Scallops are an extremely intricate creature with features that make them unique from most animals in the Mollusk family. They are one of very few Bivalve Mollusks that are free-living, meaning they typically do not remain entirely stationary. Although they primarily remain in the same location, either cemented to rocky substrates or attached to sea grass, they can swim short distances through propulsion by clamping down rapidly on their shell. This clamping motion is made possible by a dual adductor muscle which is actually the part of the scallop that is typically eaten. This self-propulsion is usually done when they feel a threat and the ability to sense these threats is through a ring of simple eyes located along the edge of their mantles. Another interesting characteristic is the filament they extend called a byssal thread which allows them to attach to a fixed object. These appendage like features are what this creature uses to root itself to sea grass or other fixed points where they can seek solitude when not free roaming.

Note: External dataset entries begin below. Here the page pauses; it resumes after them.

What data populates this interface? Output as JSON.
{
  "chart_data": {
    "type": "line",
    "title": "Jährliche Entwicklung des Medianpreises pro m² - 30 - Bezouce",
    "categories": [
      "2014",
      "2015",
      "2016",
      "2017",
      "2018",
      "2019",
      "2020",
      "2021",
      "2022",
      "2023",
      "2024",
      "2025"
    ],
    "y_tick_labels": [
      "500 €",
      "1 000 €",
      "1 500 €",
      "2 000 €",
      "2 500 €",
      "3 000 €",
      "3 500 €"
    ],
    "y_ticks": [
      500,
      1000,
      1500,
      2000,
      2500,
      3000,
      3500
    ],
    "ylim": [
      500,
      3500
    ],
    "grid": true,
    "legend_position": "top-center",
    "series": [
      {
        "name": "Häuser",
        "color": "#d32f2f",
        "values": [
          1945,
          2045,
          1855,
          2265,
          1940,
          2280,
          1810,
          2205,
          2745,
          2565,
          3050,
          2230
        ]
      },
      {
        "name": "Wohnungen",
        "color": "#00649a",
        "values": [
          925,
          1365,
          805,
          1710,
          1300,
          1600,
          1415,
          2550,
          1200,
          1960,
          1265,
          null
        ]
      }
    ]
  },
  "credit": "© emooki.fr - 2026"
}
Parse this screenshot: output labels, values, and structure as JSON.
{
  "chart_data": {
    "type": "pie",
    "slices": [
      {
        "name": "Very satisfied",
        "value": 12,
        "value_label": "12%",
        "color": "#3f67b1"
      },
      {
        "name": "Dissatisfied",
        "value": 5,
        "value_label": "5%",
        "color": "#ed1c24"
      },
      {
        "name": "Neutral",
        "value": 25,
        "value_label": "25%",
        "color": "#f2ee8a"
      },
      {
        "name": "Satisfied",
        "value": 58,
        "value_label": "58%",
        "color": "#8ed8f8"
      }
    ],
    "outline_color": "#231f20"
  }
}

Some scallops also have two sides with different shades which they can flip to camouflage themselves and appear less visible to predators, the most predominant of which are stingrays.
Fresh scallops are extremely perishable and should ideally be eaten within a day or two of purchase and should really be stored on the bottom shelf at the back of your fridge. Scallops are lean protein, and as such, they can toughen very easily upon cooking so it’s important not to overcook them as they can go from succulent to rubber quite quickly. Sautéing and grilling are simple dry heat methods to showcase them but don’t take your eyes off them while cooking to ensure they stay most, juicy and plump!
Atlantis Scallops are landed in Kilmore Quay or Rosslare Harbour and are mostly caught in the Irish Sea off Cardigan Bay.